Report an interruption or discontinuation of supply of certain medical devices and certain in vitro diagnostic medical devices
Regulation (EU) 2024/1860 of the European Parliament and of the Council of 13 June 2024 amending Regulations (EU) 2017/745 and (EU) 2017/746 as regards a gradual roll-out of Eudamed, the obligation to inform in case of interruption or discontinuation of supply, and transitional provisions for certain in vitro diagnostic medical devices provides in Article 2, paragraph 1, the following:
‘Where a manufacturer anticipates an interruption or a discontinuation of the supply of a device and where it is reasonably foreseeable that such interruption or discontinuation could result in serious harm or a risk of serious harm to patients or public health in one or more Member States, the manufacturer shall inform the competent authority of the Member State where it or its authorised representative is established, as well as the economic operators, health institutions and healthcare professionals to whom it directly supplies the device, of the anticipated interruption or discontinuation’.

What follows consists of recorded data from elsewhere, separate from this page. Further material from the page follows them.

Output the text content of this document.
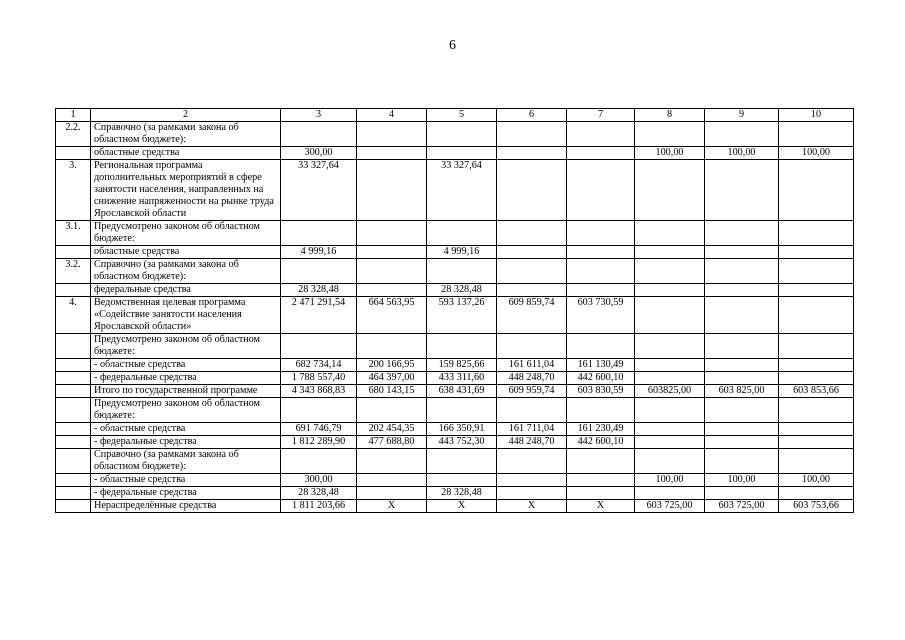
6
1	2	3	4	5	6	7	8	9	10
2.2.	Справочно (за рамками закона об областном бюджете):								
	областные средства	300,00					100,00	100,00	100,00
3.	Региональная программа дополнительных мероприятий в сфере занятости населения, направленных на снижение напряженности на рынке труда Ярославской области	33 327,64		33 327,64					
3.1.	Предусмотрено законом об областном бюджете:								
	областные средства	4 999,16		4 999,16					
3.2.	Справочно (за рамками закона об областном бюджете):								
	федеральные средства	28 328,48		28 328,48					
4.	Ведомственная целевая программа «Содействие занятости населения Ярославской области»	2 471 291,54	664 563,95	593 137,26	609 859,74	603 730,59			
	Предусмотрено законом об областном бюджете:								
	- областные средства	682 734,14	200 166,95	159 825,66	161 611,04	161 130,49			
	- федеральные средства	1 788 557,40	464 397,00	433 311,60	448 248,70	442 600,10			
	Итого по государственной программе	4 343 868,83	680 143,15	638 431,69	609 959,74	603 830,59	603825,00	603 825,00	603 853,66
	Предусмотрено законом об областном бюджете:								
	- областные средства	691 746,79	202 454,35	166 350,91	161 711,04	161 230,49			
	- федеральные средства	1 812 289,90	477 688,80	443 752,30	448 248,70	442 600,10			
	Справочно (за рамками закона об областном бюджете):								
	- областные средства	300,00					100,00	100,00	100,00
	- федеральные средства	28 328,48		28 328,48					
	Нераспределённые средства	1 811 203,66	X	X	X	X	603 725,00	603 725,00	603 753,66
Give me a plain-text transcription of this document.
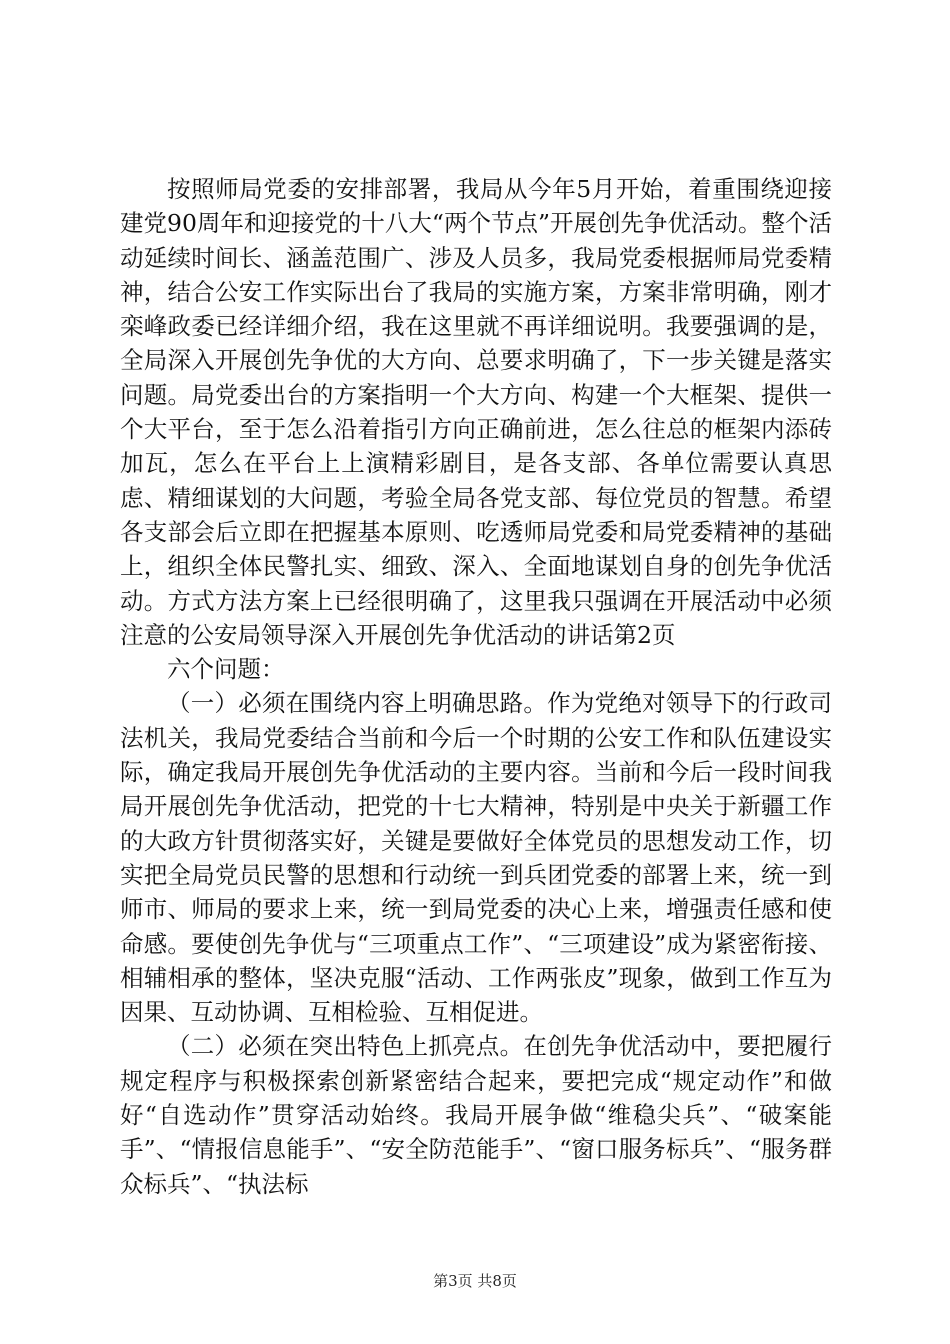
按照师局党委的安排部署，我局从今年5月开始，着重围绕迎接建党90周年和迎接党的十八大“两个节点”开展创先争优活动。整个活动延续时间长、涵盖范围广、涉及人员多，我局党委根据师局党委精神，结合公安工作实际出台了我局的实施方案，方案非常明确，刚才栾峰政委已经详细介绍，我在这里就不再详细说明。我要强调的是，全局深入开展创先争优的大方向、总要求明确了，下一步关键是落实问题。局党委出台的方案指明一个大方向、构建一个大框架、提供一个大平台，至于怎么沿着指引方向正确前进，怎么往总的框架内添砖加瓦，怎么在平台上上演精彩剧目，是各支部、各单位需要认真思虑、精细谋划的大问题，考验全局各党支部、每位党员的智慧。希望各支部会后立即在把握基本原则、吃透师局党委和局党委精神的基础上，组织全体民警扎实、细致、深入、全面地谋划自身的创先争优活动。方式方法方案上已经很明确了，这里我只强调在开展活动中必须注意的公安局领导深入开展创先争优活动的讲话第2页

六个问题：

（一）必须在围绕内容上明确思路。作为党绝对领导下的行政司法机关，我局党委结合当前和今后一个时期的公安工作和队伍建设实际，确定我局开展创先争优活动的主要内容。当前和今后一段时间我局开展创先争优活动，把党的十七大精神，特别是中央关于新疆工作的大政方针贯彻落实好，关键是要做好全体党员的思想发动工作，切实把全局党员民警的思想和行动统一到兵团党委的部署上来，统一到师市、师局的要求上来，统一到局党委的决心上来，增强责任感和使命感。要使创先争优与“三项重点工作”、“三项建设”成为紧密衔接、相辅相承的整体，坚决克服“活动、工作两张皮”现象，做到工作互为因果、互动协调、互相检验、互相促进。

（二）必须在突出特色上抓亮点。在创先争优活动中，要把履行规定程序与积极探索创新紧密结合起来，要把完成“规定动作”和做好“自选动作”贯穿活动始终。我局开展争做“维稳尖兵”、“破案能手”、“情报信息能手”、“安全防范能手”、“窗口服务标兵”、“服务群众标兵”、“执法标

第3页 共8页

download document – Regulation (EU) 2024/1860 
Thus, Romanian manufacturers are obliged to inform the NAMMDR as well as economic operators, health institutions and healthcare professionals to whom they directly supply a device about the anticipated interruption or discontinuation of its supply.
The information shall be provided, except in exceptional circumstances, at least six months before the anticipated interruption or discontinuation. The manufacturer shall state the grounds for the interruption or discontinuation in the information provided to the competent authority.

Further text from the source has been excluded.